Homestead Bank scored 22 out of a possible 30 on Bankrate's earnings test, beating out the national average of 15.12.

Return on equity, calculated by dividing net income (essentially, profit) by the total amount of equity, is one important way to measure a bank's earnings. The most recent annualized quarterly return on equity for Homestead Bank was 12.73 percent, above the national average of 8.10 percent.

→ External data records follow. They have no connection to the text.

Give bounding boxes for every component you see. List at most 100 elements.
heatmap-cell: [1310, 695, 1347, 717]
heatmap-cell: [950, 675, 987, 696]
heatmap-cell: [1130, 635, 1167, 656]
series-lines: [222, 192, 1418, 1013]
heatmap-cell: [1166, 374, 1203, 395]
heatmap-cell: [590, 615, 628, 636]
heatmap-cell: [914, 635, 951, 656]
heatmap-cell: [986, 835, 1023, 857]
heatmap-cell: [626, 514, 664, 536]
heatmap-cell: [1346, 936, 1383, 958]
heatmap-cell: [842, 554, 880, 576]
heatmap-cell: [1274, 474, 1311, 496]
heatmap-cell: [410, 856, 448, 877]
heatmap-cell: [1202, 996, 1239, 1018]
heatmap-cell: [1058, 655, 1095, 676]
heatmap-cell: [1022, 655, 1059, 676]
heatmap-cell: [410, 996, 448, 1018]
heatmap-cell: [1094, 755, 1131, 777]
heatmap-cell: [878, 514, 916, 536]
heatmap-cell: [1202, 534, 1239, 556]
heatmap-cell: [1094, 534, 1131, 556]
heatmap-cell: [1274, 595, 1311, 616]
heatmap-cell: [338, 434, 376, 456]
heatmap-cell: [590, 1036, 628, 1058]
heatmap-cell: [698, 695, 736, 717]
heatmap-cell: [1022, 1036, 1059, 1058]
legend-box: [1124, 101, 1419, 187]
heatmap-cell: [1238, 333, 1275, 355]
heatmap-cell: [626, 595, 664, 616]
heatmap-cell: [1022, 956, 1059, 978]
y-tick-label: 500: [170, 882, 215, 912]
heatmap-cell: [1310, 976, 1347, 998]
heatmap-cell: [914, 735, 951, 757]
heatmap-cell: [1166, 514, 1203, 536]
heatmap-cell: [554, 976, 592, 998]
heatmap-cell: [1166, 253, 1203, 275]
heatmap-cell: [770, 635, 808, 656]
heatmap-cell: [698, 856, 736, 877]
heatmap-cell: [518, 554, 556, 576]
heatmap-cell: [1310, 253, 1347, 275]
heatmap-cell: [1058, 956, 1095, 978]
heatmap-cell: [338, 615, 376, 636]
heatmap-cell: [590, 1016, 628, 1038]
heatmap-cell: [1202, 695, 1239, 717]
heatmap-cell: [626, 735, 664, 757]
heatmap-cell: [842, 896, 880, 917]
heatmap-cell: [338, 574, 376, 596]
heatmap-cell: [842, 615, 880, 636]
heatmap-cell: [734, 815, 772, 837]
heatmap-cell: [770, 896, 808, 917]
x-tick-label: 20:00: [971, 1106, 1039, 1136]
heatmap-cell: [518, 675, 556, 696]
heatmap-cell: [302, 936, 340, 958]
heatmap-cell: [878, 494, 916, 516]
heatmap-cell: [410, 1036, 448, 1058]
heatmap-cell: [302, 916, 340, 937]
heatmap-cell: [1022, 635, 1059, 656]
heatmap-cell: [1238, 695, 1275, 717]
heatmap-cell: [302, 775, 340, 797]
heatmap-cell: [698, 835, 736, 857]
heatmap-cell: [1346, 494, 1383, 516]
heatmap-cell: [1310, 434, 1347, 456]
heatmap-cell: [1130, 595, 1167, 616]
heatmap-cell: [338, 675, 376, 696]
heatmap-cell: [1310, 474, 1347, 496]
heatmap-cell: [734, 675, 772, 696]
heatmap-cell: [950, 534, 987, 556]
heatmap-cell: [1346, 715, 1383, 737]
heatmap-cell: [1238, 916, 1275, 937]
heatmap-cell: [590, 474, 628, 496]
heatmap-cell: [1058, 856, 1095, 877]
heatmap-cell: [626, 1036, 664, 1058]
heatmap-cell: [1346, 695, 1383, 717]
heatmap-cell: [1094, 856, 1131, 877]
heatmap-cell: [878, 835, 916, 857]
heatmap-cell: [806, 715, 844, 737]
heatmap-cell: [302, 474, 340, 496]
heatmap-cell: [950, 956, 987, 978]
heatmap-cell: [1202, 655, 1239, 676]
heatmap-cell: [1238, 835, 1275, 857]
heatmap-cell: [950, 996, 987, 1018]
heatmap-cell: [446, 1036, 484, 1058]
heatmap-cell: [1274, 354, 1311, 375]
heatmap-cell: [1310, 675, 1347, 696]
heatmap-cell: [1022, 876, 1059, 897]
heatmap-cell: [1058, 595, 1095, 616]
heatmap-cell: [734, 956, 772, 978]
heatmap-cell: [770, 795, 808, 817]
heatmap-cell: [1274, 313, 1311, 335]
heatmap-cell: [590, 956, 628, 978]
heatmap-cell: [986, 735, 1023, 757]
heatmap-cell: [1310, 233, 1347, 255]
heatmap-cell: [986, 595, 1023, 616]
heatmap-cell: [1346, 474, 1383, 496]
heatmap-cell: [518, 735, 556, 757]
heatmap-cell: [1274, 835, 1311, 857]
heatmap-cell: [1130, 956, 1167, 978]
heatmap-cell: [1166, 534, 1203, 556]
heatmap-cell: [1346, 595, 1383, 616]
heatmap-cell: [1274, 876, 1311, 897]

The bank reported net income of $4.5 million on total equity of $36.6 million for the twelve months ended December 31, 2017. The bank experienced an annualized return on average assets, or ROA, of 1.74 percent, above the 1 percent deemed satisfactory in accordance with industry standards, and above the average for U.S. banks of 1.00 percent.

WHAT IS SAFE & SOUND?

Bankrate.com's Safe & Sound Ratings provide a star rating system to evaluate the current financial status of financial institutions. The information gathered about banks, credit unions and thrifts is updated as set forth in the Terms of Use of Safe & Sound Ratings and Reports. The Safe & Sound Ratings information is grouped by categories of banks, thrifts and credit unions.

Scoring methodology

Bankrate.com evaluates the financial condition of institutions and assigns a one- to five-star rating for each with five stars representing the highest rating. Institutions with satisfactory performance will generally receive a rating of three or more stars. The majority of institutions fall into the three- to four-star range. An institution with an "NR" rating may be too new to rate or may have limited the publicly available information in their regulatory filings. The "NR" is not an indication of financial strength or weakness. The Safe & Sound rating is believed to be reliable, but the information is not guaranteed. In addition, events since the information was collected may have altered the institution's financial condition.